DELETE, DROP and TRUNCATE statements differ in their nature itself.

  • DELETE statement is a DML (DATA MANIPULATION LANGUAGE) statement.
  • DROP AND TRUNCATE statements are DDL (DATA definition language) statements.

A DML action can be rolled back if the data is not committed, but DDL actions cannot be rolled back until Oracle 9i. With Oracle 9i FLASH BACK enabled even some of the DDL statements can be rolled back.

Delete

A delete statement deletes the data from a table.
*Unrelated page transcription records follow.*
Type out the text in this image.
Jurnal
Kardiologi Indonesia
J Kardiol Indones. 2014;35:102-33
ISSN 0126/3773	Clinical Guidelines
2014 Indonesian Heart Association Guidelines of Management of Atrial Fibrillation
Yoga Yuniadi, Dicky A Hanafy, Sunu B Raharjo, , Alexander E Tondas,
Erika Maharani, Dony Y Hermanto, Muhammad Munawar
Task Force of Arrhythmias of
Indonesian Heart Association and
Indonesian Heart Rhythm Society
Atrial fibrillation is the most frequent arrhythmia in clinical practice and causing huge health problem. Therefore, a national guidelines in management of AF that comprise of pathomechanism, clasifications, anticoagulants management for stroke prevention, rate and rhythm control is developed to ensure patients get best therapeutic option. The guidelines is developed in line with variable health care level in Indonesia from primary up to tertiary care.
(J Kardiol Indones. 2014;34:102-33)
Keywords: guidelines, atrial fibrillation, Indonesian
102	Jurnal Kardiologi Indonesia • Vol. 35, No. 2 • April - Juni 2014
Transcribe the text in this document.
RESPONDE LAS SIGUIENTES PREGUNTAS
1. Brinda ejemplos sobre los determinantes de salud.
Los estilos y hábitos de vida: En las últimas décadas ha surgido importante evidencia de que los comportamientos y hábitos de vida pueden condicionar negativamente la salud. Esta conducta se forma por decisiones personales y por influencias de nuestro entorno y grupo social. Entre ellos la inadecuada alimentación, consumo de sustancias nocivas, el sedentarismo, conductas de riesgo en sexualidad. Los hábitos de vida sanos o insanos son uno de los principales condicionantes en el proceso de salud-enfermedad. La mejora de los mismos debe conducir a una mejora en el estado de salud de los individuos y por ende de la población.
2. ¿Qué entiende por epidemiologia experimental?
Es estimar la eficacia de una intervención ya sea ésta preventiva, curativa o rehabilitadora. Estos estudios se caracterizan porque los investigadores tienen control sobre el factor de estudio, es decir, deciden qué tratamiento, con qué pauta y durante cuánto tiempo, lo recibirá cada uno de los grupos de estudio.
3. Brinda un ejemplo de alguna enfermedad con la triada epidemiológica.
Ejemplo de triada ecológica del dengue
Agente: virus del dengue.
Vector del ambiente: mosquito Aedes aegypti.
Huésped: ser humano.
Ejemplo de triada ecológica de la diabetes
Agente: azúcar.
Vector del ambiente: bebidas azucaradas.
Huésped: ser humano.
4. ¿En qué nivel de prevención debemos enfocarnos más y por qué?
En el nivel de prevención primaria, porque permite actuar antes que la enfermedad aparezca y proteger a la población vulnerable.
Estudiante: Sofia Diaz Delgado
A delete statement can have a “where” clause, which need to be satisfied for the data to be deleted from the table.

Actions of Delete statement

  • Deletes the data from the current table space.
  • Modifies the undo table space with the delete records.
  • Executes all the before / after statement and row level triggers.
  • Updates the indexes (makes the index empty if the where clause is omitted).
  • Constraint checks are performed before deleting the rows

Syntax of a delete Statement:

DELETE FROM table [WHERE condition]

Truncate

Truncate drops all the records in a table. But as it is a DDL statement data cannot be retrieved. Usually truncate is faster than delete statement because there is no need to change or update the UNDO table space with the deleted records. Truncate is an implicit commit Statement. Truncate statement deal locates the space.
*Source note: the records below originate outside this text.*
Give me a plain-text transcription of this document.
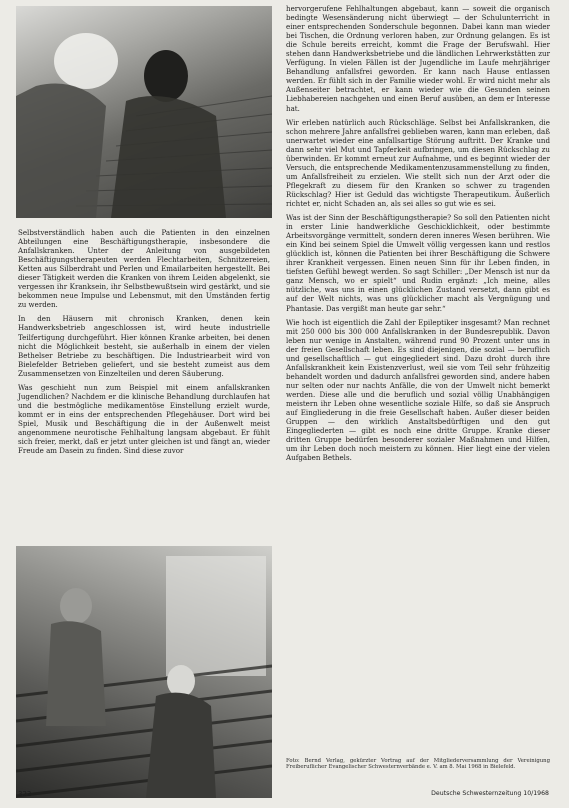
Selbstverständlich haben auch die Patienten in den einzelnen Abteilungen eine Beschäftigungstherapie, insbesondere die Anfallskranken. Unter der Anleitung von ausgebildeten Beschäftigungstherapeuten werden Flechtarbeiten, Schnitzereien, Ketten aus Silberdraht und Perlen und Emailarbeiten hergestellt. Bei dieser Tätigkeit werden die Kranken von ihrem Leiden abgelenkt, sie vergessen ihr Kranksein, ihr Selbstbewußtsein wird gestärkt, und sie bekommen neue Impulse und Lebensmut, mit den Umständen fertig zu werden.

In den Häusern mit chronisch Kranken, denen kein Handwerksbetrieb angeschlossen ist, wird heute industrielle Teilfertigung durchgeführt. Hier können Kranke arbeiten, bei denen nicht die Möglichkeit besteht, sie außerhalb in einem der vielen Bethelser Betriebe zu beschäftigen. Die Industriearbeit wird von Bielefelder Betrieben geliefert, und sie besteht zumeist aus dem Zusammensetzen von Einzelteilen und deren Säuberung.

Was geschieht nun zum Beispiel mit einem anfallskranken Jugendlichen? Nachdem er die klinische Behandlung durchlaufen hat und die bestmögliche medikamentöse Einstellung erzielt wurde, kommt er in eins der entsprechenden Pflegehäuser. Dort wird bei Spiel, Musik und Beschäftigung die in der Außenwelt meist angenommene neurotische Fehlhaltung langsam abgebaut. Er fühlt sich freier, merkt, daß er jetzt unter gleichen ist und fängt an, wieder Freude am Dasein zu finden. Sind diese zuvor

hervorgerufene Fehlhaltungen abgebaut, kann — soweit die organisch bedingte Wesensänderung nicht überwiegt — der Schulunterricht in einer entsprechenden Sonderschule begonnen. Dabei kann man wieder bei Tischen, die Ordnung verloren haben, zur Ordnung gelangen. Es ist die Schule bereits erreicht, kommt die Frage der Berufswahl. Hier stehen dann Handwerksbetriebe und die ländlichen Lehrwerkstätten zur Verfügung. In vielen Fällen ist der Jugendliche im Laufe mehrjähriger Behandlung anfallsfrei geworden. Er kann nach Hause entlassen werden. Er fühlt sich in der Familie wieder wohl. Er wird nicht mehr als Außenseiter betrachtet, er kann wieder wie die Gesunden seinen Liebhabereien nachgehen und einen Beruf ausüben, an dem er Interesse hat.

Wir erleben natürlich auch Rückschläge. Selbst bei Anfallskranken, die schon mehrere Jahre anfallsfrei geblieben waren, kann man erleben, daß unerwartet wieder eine anfallsartige Störung auftritt. Der Kranke und dann sehr viel Mut und Tapferkeit aufbringen, um diesen Rückschlag zu überwinden. Er kommt erneut zur Aufnahme, und es beginnt wieder der Versuch, die entsprechende Medikamentenzusammenstellung zu finden, um Anfallsfreiheit zu erzielen. Wie stellt sich nun der Arzt oder die Pflegekraft zu diesem für den Kranken so schwer zu tragenden Rückschlag? Hier ist Geduld das wichtigste Therapeutikum. Äußerlich richtet er, nicht Schaden an, als sei alles so gut wie es sei.

Was ist der Sinn der Beschäftigungstherapie? So soll den Patienten nicht in erster Linie handwerkliche Geschicklichkeit, oder bestimmte Arbeitsvorgänge vermittelt, sondern deren inneres Wesen berühren. Wie ein Kind bei seinem Spiel die Umwelt völlig vergessen kann und restlos glücklich ist, können die Patienten bei ihrer Beschäftigung die Schwere ihrer Krankheit vergessen. Einen neuen Sinn für ihr Leben finden, in tiefsten Gefühl bewegt werden. So sagt Schiller: „Der Mensch ist nur da ganz Mensch, wo er spielt“ und Rudin ergänzt: „Ich meine, alles nützliche, was uns in einen glücklichen Zustand versetzt, dann gibt es auf der Welt nichts, was uns glücklicher macht als Vergnügung und Phantasie. Das vergißt man heute gar sehr.“

Wie hoch ist eigentlich die Zahl der Epileptiker insgesamt? Man rechnet mit 250 000 bis 300 000 Anfallskranken in der Bundesrepublik. Davon leben nur wenige in Anstalten, während rund 90 Prozent unter uns in der freien Gesellschaft leben. Es sind diejenigen, die sozial — beruflich und gesellschaftlich — gut eingegliedert sind. Dazu droht durch ihre Anfallskrankheit kein Existenzverlust, weil sie vom Teil sehr frühzeitig behandelt worden und dadurch anfallsfrei geworden sind, andere haben nur selten oder nur nachts Anfälle, die von der Umwelt nicht bemerkt werden. Diese alle und die beruflich und sozial völlig Unabhängigen meistern ihr Leben ohne wesentliche soziale Hilfe, so daß sie Anspruch auf Eingliederung in die freie Gesellschaft haben. Außer dieser beiden Gruppen — den wirklich Anstaltsbedürftigen und den gut Eingegliederten — gibt es noch eine dritte Gruppe. Kranke dieser dritten Gruppe bedürfen besonderer sozialer Maßnahmen und Hilfen, um ihr Leben doch noch meistern zu können. Hier liegt eine der vielen Aufgaben Bethels.

Foto: Bernd Verlag, gekürzter Vortrag auf der Mitgliederversammlung der Vereinigung Freiberuflicher Evangelischer Schwesternverbände e. V. am 8. Mai 1968 in Bielefeld.
322	Deutsche Schwesternzeitung 10/1968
Actions of Truncate Statement

  • Removes all the records from the current table space.
  • Updates the indexes.
  • High watermark of the truncated table is reset.
  • Integrity Constraint checks are performed

Syntax of a Truncate Statement:

TRUNCATE TABLE table_name;

DROP STATEMENT

A drop statement removes the table object from the database. Structure and the data will be removed from the database. Action cannot be rolled back (but only by FLASH BACK from Oracle 9i).
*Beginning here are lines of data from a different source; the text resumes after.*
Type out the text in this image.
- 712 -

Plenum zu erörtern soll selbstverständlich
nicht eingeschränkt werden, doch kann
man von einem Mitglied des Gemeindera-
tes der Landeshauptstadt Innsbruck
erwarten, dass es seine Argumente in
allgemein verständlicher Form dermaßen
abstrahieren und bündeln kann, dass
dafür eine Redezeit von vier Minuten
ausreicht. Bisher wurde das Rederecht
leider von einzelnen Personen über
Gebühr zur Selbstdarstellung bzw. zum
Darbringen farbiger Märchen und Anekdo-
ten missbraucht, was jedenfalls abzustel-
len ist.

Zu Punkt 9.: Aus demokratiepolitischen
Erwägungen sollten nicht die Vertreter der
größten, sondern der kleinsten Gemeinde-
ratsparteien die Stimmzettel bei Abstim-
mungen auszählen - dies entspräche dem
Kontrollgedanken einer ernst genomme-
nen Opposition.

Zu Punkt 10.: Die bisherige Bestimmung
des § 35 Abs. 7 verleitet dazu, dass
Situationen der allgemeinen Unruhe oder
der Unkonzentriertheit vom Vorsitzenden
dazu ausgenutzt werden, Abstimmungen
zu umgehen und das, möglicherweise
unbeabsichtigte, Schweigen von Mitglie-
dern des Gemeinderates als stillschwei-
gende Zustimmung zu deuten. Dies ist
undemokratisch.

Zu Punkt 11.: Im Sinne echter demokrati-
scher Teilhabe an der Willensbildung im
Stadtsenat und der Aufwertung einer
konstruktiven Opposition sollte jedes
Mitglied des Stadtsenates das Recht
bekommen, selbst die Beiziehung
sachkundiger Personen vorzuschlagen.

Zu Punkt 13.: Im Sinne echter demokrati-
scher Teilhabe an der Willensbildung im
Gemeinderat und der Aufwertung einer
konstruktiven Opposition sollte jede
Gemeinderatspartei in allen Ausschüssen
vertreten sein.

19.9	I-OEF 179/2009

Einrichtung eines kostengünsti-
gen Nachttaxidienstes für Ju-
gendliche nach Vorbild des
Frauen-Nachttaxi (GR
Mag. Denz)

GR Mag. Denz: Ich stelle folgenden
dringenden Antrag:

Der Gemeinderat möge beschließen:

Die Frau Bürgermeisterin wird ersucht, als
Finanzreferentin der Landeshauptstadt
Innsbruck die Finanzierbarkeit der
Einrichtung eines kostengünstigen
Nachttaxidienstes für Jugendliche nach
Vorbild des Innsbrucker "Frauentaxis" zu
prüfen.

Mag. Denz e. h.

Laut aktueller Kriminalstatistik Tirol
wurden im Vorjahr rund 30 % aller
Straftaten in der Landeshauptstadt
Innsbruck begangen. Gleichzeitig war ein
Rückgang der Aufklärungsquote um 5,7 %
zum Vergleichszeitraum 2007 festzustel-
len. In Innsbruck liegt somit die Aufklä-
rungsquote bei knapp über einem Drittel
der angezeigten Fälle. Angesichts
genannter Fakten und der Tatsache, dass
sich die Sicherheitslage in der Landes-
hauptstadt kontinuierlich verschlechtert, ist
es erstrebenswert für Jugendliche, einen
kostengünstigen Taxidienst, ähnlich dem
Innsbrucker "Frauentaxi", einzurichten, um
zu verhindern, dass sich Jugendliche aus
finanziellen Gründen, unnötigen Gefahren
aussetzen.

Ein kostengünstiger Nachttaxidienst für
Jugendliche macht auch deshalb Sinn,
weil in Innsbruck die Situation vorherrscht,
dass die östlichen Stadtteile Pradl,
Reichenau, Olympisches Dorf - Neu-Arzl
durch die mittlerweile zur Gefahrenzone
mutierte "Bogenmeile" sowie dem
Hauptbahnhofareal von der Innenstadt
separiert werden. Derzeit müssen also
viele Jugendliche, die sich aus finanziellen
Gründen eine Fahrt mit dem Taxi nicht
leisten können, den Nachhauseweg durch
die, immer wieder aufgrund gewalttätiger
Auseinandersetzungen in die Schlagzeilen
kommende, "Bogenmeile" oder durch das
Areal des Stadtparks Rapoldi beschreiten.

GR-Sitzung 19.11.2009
Actions of a Drop Statement:

  • Constraint checks are performed before dropping.
  • All the data and structure of the table will be removed.
  • Updates the corresponding data dictionary views like dba_objects, dba_tables, user_tables e.t.c.
  • Updates the Status as “INVALID” for all the dependent objects.
  • Deallocates the Space

Syntax of a Drop Statement:

DROP TABLE table_name;
DROP TABLE table_name cascade constraints;

If “cascade constraints” is specified all foreign keys that reference the table are dropped and then table is dropped.